1MS (Ayu.), FMAS (Private Practitioner), India.
2Assistant Professor of Shalya Tantra, GJ Patel Ayurveda College, India.
3HOD of Shalyatantra, ITRA, Jamnagar, India.
*Corresponding Author : Priyal Ghoniya
MS (Ayu.), FMAS (Private Practitioner), India.
Email: [email protected]
Received : Jun 18, 2024
Accepted : Jul 01, 2024
Published : Jul 08, 2024
Archived : www.jcimcr.org
Copyright : © Ghoniya P (2024).
Lipoma are benign adipose tumor which usually present in the subcutaneous tissues. Lipomas are characterized as slow-growing, soft, mobile, round and asymptomatic masses on the head, neck, shoulders, and the back. They usually develop between the ages of 40-60. Apart from these common locations this universal benign tumour can be observed at some rare location is planter aspect of foot [1]. Groin lipoma is a rare condition. This benign tumour (i.e. lipoma) never converts in malignant so patients ignore it and lastly presented with big cystic swelling.

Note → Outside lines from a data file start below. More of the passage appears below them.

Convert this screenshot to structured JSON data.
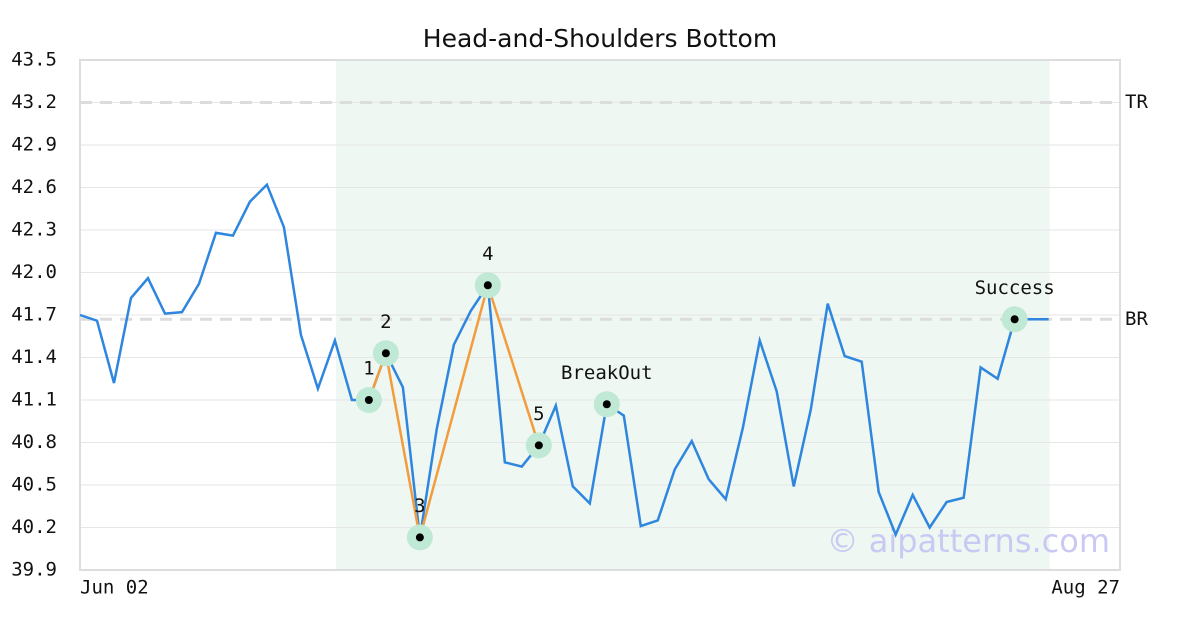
{
  "chart_data": {
    "type": "line",
    "title": "Head-and-Shoulders Bottom",
    "series": [
      {
        "color": "#2e86de",
        "values": [
          41.7,
          41.66,
          41.22,
          41.82,
          41.96,
          41.71,
          41.72,
          41.92,
          42.28,
          42.26,
          42.5,
          42.62,
          42.32,
          41.56,
          41.18,
          41.52,
          41.1,
          41.1,
          41.43,
          41.19,
          40.13,
          40.9,
          41.49,
          41.73,
          41.91,
          40.66,
          40.63,
          40.78,
          41.06,
          40.49,
          40.37,
          41.07,
          40.99,
          40.21,
          40.25,
          40.61,
          40.81,
          40.54,
          40.4,
          40.9,
          41.52,
          41.16,
          40.49,
          41.03,
          41.78,
          41.41,
          41.37,
          40.45,
          40.15,
          40.43,
          40.2,
          40.38,
          40.41,
          41.33,
          41.25,
          41.67,
          41.67,
          41.67
        ]
      }
    ],
    "xlim": [
      0,
      61.2
    ],
    "xticks": [
      {
        "value": 0,
        "label": "Jun 02"
      },
      {
        "value": 61.2,
        "label": "Aug 27"
      }
    ],
    "ylim": [
      39.9,
      43.5
    ],
    "yticks": [
      39.9,
      40.2,
      40.5,
      40.8,
      41.1,
      41.4,
      41.7,
      {
        "value": 42,
        "label": "42.0"
      },
      42.3,
      42.6,
      42.9,
      43.2,
      43.5
    ],
    "grid": true,
    "shaded_x": [
      15.06,
      57.06
    ],
    "pattern_color": "#f39c3d",
    "pattern_points": [
      {
        "index": 17,
        "label": "1"
      },
      {
        "index": 18,
        "label": "2"
      },
      {
        "index": 20,
        "label": "3"
      },
      {
        "index": 24,
        "label": "4"
      },
      {
        "index": 27,
        "label": "5"
      }
    ],
    "events": [
      {
        "index": 31,
        "label": "BreakOut"
      },
      {
        "index": 55,
        "label": "Success"
      }
    ],
    "levels": [
      {
        "value": 43.2,
        "label": "TR"
      },
      {
        "value": 41.67,
        "label": "BR"
      }
    ],
    "watermark": "© aipatterns.com"
  }
}
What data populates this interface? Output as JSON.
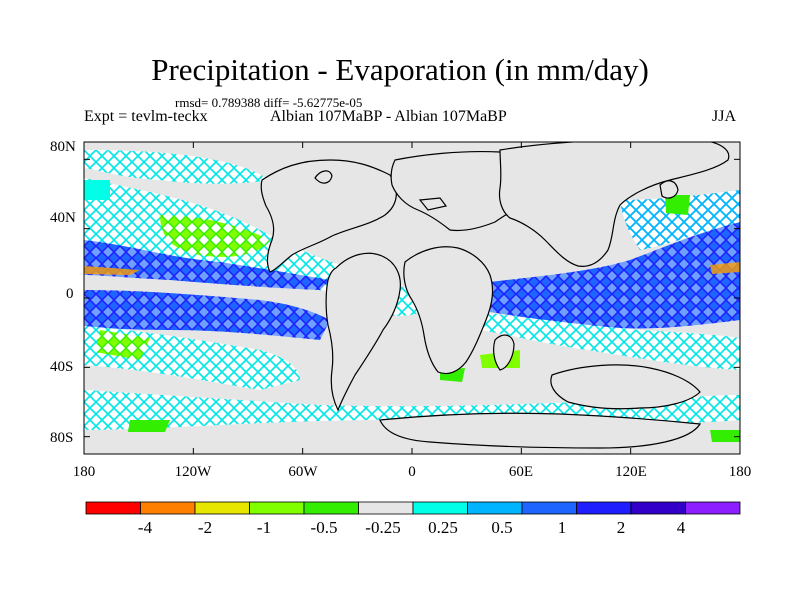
{
  "title": "Precipitation - Evaporation (in mm/day)",
  "stats_line": "rmsd= 0.789388 diff= -5.62775e-05",
  "experiment_label": "Expt = tevlm-teckx",
  "comparison_label": "Albian   107MaBP - Albian   107MaBP",
  "season": "JJA",
  "map": {
    "projection": "cylindrical equidistant",
    "lon_range": [
      -180,
      180
    ],
    "lat_range": [
      -90,
      90
    ],
    "lat_ticks": [
      "80N",
      "40N",
      "0",
      "40S",
      "80S"
    ],
    "lon_ticks": [
      "180",
      "120W",
      "60W",
      "0",
      "60E",
      "120E",
      "180"
    ],
    "land_color": "#e6e6e6",
    "coastline_color": "#000000"
  },
  "colorbar": {
    "colors": [
      "#ff0000",
      "#ff8000",
      "#e6e600",
      "#80ff00",
      "#33ee00",
      "#e6e6e6",
      "#00ffe6",
      "#00b4ff",
      "#1e64ff",
      "#1e1eff",
      "#3200c8",
      "#8c1eff"
    ],
    "labels": [
      "-4",
      "-2",
      "-1",
      "-0.5",
      "-0.25",
      "0.25",
      "0.5",
      "1",
      "2",
      "4"
    ]
  }
}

A 43 years male patient came to OPD of Shalya Tantra at ITRA, Jamnagar with the complaint of recurrent painful boil at perianal region with pus discharge since 6 months [2]. On local examination patient was diagnosed as perianal abscess. During local examination, painless cystic swelling was found at left groin (Figure 1). Then detailed history was taken about that swelling which was present since 3-4 years. On local examination, single, soft, pedunculated cystic swelling was found which was movable. Trans-illumination test was negative. On the basis of clinical findings and appearance, it is difficult to diagnose. So patient was advised for USG Local part (Left Groin) which suggests Lipoma. Then patients was advised to admitted for the further management of perianal abscess and Lipoma in groin. Under spinal anesthesia, perianal abscess was drained and Lipoma was excised with surgical blade no. 15 followed by electrocautery (Figures 2,3). After that subcutaneous interrupted suturing done with Vicryl 2-0 followed by skin closure with Ethilon 3-0 inturrupted suture (Figure 4). Then the patient was shifted to ward with stable vitals. After 3-4 days, patient came with burst wound at left groin. On examination, slough was present at the floor of wound (Figure 5). Patient was advised for regular dressing and wound was kept open for secondary healing as site was not appropriate for suturing. The case was managed with regular cleaning and dressing with Jatyadi Taila. Wound was completely healed after 15 days (Figure 6).